Een derde groep voor wie een eventuele stijgende rente de mogelijkheden zal beïnvloeden is de doorstromer vanuit een koopwoning. Deze groep doorstromers krijgen op twee manieren met een stijgende rente te maken. Op de eerste plaats wonen ze al in een koopwoning waardoor de huidige woonlasten mogelijk toenemen. Tegelijkertijd zet een stijgende rente de prijsontwikkeling van de huidige woning onder druk. In de regel drukt de stijgende rente de woningprijs omlaag. Een rentestijging tast derhalve het opgebouwde vermogen van de doorstromer aan. Wat betreft de leencapaciteit geldt voor doorstromers in de koopsector hetzelfde als voor de eerder beschreven groepen huishoudens: de berekening van de leencapaciteit op basis van het inkomen is gebaseerd op de toetsrente die fors boven de huidige rente ligt. De mogelijkheden van doorstromers zullen daarom niet gauw minder worden door een dalende leencapaciteit.
Een stijgende rente heeft niet alleen invloed op verhuizende huishoudens, maar ook op eigenaren-bewoners die niet verhuizen. Zij worden, net als doorstromers, zowel via het eigen vermogen als (op termijn) via de maandlasten door de stijgende rente beïnvloed. Voor huishoudens die niet van plan zijn te verhuizen is een daling van het eigen vermogen in de woning niet noodzakelijkerwijs problematisch. De meeste eigenaren-bewoners hebben hun hypotheek afgesloten toen de rente aanzienlijk hoger stond dan nu het geval is. Dit betekent dat een stijging van de hypotheekrente bij de gemiddelde eigenaren-bewoners geen problemen op zal leveren indien de rentevaste periode afloopt: hun huidige hypotheekrente is immers ook al hoger dan de huidige rente. Het is zelfs mogelijk dat ook bij een stijging ten opzichte van het huidige niveau de rentelasten voor eigenaren-bewoners lager uitvallen dan nu het geval is. Ergo, voor het grootste deel van de eigenaren-bewoners levert een rentestijging geen directe problemen op. Sterker nog, zelfs bij sterk stijgende woonlasten kan het grootste deel van de eigenaren-bewoners zijn woonlasten betalen.

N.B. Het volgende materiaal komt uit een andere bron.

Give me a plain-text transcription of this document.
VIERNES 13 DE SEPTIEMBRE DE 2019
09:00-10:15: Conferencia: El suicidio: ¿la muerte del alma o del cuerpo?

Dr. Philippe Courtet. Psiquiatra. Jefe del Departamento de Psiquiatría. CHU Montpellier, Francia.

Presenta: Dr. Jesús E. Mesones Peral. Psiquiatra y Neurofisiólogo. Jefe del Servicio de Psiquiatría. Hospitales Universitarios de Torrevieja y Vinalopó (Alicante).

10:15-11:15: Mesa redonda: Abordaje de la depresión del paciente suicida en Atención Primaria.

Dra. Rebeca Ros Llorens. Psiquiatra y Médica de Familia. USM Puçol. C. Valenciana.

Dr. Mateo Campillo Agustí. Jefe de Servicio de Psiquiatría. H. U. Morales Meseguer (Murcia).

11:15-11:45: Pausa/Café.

In deze nieuwsbrief stond de
vraag centraal wat de invloed is van een stijgende rente op de afweging van
huishoudens om te kopen of te huren. De afweging om te kopen of te huren is binnen
de huidige context op de Nederlandse woningmarkt vooral institutioneel
gedreven. Het inkomen van het huishouden bepaalt in grote mate of de woning
wordt gehuurd of gekocht. Door de huidige zeer lage hypotheekrente is het
onwaarschijnlijk dat de afweging om te kopen of te huren op korte termijn
anders gemaakt zal worden. Immers, zelfs bij een stijging van de hypotheekrente
met één of zelfs twee procentpunten blijven woonlasten voor koopwoningen zeer
betaalbaar. Zelfs bij een stijgende rente met prijsdalingen als gevolg zal de
koopwoningmarkt voor veel huishoudens het enige reële alternatief zijn. In de
praktijk ontbreekt het vaak nog aan aantrekkelijke en betaalbare alternatieven in
de vrije huursector. Vanuit dat perspectief bezien is het waarschijnlijk niet
zozeer de ontwikkeling van de hypotheekrente, maar eerder ingrijpende
beleidswijzigingen die het gedrag van huishoudens op de woningmarkt bepaalt.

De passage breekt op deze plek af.